Growth factor independence-1 (Gfi-1) is a zinc-finger transcriptional repressor that plays a critical role in hematopoiesis. Gfi-1 regulates the development of myeloid and lymphoid cells, and controls hematopoietic stem cell self-renewal. Gfi-1 is weakly oncogenic but strongly cooperates with oncoprotein Myc in lymphomagenesis. How Gfi-1 functions in hematopoiesis remains poorly understood. Data presented here demonstrate that Gfi-1 represses p21Cip1 and MBP through two distinct mechanisms.
Gfi-1 interacts with Myc-interacting zinc-finger protein (Miz-1), a transcriptional activator regulating cell cycle progression and apoptosis, and is recruited by Miz-1 to the promoter of Miz-1 target gene p21Cip1 which encodes a potent cell cycle inhibitor, leading to transcriptional repression. Repression of p21Cip1 by Gfi-1 is independent of direct DNA-binding. Knockdown or deficiency of Gfi-1 results in augmented p21Cip1 expression. Interestingly, Gfi-1 forms a ternary Gfi-1/Miz-1/Myc complex on the p21Cip1 promoter and collaborates with Myc in the repression of p21Cip1. This Miz-1-dependent transcriptional repression by Gfi-1 also applies to other Miz-1 target genes encoding cell cycle inhibitors p15Ink4b and p27Kip1. Consistent with the mechanism of Miz-1-dependent transcriptional repression, Gfi-1 also represses growth inhibitory cytokine TGF-β-activated p21Cip1 independent of DNA-binding. Interestingly, Gfi-1 expression is downregulated by TGF-β, suggesting a role of Gfi-1 in TGF-β-mediated growth inhibition.

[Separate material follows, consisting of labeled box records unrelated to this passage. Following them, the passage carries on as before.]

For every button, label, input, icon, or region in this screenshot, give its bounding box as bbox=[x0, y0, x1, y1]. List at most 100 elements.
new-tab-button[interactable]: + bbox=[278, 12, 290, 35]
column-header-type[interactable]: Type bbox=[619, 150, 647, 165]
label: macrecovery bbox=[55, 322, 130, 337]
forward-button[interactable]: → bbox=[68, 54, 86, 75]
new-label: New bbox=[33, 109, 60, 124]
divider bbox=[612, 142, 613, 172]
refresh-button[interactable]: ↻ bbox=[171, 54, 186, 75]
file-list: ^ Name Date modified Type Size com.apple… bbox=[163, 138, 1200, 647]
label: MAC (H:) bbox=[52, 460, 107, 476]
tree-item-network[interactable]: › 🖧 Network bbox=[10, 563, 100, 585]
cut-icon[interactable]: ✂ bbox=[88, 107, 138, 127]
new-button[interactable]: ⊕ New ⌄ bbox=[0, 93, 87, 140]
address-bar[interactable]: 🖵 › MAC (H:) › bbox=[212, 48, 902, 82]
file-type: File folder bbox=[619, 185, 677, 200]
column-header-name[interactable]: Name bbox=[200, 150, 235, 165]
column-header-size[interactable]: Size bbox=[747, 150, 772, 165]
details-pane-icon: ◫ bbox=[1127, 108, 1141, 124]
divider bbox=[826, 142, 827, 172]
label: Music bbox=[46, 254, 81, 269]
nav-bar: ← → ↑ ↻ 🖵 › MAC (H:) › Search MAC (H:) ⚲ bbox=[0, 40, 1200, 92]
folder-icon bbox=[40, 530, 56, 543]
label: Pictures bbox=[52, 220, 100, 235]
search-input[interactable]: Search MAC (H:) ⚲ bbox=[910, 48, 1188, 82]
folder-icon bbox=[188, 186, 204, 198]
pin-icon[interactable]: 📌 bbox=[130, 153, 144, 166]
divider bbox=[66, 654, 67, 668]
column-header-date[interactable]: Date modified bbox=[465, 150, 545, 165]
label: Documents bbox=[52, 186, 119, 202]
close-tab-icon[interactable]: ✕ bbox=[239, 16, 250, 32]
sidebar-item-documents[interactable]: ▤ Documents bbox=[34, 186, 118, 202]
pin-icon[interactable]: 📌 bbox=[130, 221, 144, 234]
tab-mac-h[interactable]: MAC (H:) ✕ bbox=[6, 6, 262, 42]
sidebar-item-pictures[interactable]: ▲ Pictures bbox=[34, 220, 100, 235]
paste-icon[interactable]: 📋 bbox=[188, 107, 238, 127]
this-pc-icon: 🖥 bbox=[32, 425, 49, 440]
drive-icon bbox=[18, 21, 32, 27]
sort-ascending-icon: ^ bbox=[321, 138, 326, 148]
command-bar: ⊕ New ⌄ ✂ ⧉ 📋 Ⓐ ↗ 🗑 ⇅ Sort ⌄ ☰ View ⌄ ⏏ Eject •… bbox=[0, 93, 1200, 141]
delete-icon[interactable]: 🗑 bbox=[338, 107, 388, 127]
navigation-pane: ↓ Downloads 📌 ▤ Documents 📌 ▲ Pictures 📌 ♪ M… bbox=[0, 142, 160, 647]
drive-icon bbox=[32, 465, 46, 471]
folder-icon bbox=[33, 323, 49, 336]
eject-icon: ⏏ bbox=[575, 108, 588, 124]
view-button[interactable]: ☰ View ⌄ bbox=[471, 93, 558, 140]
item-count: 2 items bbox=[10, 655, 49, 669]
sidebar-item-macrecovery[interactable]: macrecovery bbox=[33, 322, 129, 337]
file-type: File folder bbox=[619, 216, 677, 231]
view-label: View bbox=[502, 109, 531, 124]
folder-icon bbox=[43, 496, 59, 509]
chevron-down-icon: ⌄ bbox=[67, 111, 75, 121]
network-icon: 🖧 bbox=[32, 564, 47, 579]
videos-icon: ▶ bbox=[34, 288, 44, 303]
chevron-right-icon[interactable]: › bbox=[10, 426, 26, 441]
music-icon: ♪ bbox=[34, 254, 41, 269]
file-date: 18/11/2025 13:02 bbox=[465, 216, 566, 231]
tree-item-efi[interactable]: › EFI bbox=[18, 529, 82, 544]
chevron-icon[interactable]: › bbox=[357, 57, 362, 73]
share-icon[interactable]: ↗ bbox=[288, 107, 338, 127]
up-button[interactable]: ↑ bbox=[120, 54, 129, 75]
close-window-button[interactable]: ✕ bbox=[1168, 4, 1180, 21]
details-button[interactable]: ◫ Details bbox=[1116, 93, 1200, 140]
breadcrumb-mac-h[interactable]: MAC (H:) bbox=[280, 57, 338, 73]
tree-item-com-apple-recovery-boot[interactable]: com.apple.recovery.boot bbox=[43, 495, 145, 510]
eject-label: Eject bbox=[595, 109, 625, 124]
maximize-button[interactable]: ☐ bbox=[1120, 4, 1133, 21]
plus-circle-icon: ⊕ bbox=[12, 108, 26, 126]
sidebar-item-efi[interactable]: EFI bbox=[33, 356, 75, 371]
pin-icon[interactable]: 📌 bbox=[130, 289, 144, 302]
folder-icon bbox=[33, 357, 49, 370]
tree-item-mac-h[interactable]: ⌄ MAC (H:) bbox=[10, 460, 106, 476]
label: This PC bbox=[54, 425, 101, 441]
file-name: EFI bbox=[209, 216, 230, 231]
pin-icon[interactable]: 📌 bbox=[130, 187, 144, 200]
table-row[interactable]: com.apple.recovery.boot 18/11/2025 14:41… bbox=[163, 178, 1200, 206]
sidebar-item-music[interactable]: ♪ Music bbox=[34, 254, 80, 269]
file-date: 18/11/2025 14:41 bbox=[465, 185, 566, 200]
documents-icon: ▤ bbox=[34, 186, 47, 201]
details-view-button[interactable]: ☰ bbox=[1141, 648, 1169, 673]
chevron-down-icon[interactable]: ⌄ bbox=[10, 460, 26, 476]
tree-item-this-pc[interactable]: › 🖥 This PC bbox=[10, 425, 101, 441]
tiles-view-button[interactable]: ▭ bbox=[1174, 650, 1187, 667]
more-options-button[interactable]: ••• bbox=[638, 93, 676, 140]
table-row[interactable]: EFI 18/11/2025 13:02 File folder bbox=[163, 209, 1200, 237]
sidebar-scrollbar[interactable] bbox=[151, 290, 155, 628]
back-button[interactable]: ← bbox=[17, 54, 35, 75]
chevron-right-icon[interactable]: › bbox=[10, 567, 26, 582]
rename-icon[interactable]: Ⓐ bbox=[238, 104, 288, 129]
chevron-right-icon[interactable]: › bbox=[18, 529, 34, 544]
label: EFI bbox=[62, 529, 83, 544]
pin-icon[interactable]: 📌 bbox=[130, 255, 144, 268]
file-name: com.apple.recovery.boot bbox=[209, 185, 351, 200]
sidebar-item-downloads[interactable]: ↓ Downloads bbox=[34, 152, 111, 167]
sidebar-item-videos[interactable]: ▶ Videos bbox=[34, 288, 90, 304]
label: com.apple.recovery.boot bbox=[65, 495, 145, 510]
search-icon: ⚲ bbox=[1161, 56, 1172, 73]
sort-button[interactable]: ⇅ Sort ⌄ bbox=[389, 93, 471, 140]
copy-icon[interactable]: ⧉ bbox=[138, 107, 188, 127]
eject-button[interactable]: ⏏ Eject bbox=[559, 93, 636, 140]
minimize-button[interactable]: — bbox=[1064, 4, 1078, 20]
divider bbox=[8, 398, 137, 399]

MBP encodes a cytotoxic granule protein expressed in eosinophils and basophils. Our data identify MBP as a new target of Gfi-1-mediated transcriptional repression. Unlike p21Cip1, however, the repression of MBP by Gfi-1 requires Gfi-1 direct DNA-binding as evidenced by the fact that the Gfi-1 dominant negative mutant N382S, which is defective for DNA-binding, relieves the transcriptional repression of MBP by Gfi-1. Indeed, knockdown of Gfi-1 results in enhanced expression of MBP. Expression of the N382S mutant has been shown to cause premature apoptosis of myeloid cells induced to differentiate by G-CSF. Interestingly, overexpression of MBP also results in increased apoptosis during G-CSF-stimulated terminal neutrophilic differentiation, indicating that elevated MBP expression may contribute to the N382S-associated apoptosis of differentiating myeloid cells. These data suggest that the transcriptional repression of MBP by Gfi-1 may contribute to the role of Gfi-1 in regulating granulocyte development.
Taken together, our study demonstrates Gfi-1-mediated transcriptional repression of p21Cip1 and MBP by two different mechanisms. Gfi-1, via binding to Miz-1, is recruited to p21Cip1 and other Miz-1 target genes leading to transcriptional repression, and Gfi-1 represses MBP, however, through direct DNA-binding. These findings provide new insights into the transcriptional regulation by Gfi-1 and may have broad implications for better understanding the role of Gfi-1 in normal hematopoiesis and tumorigenesis.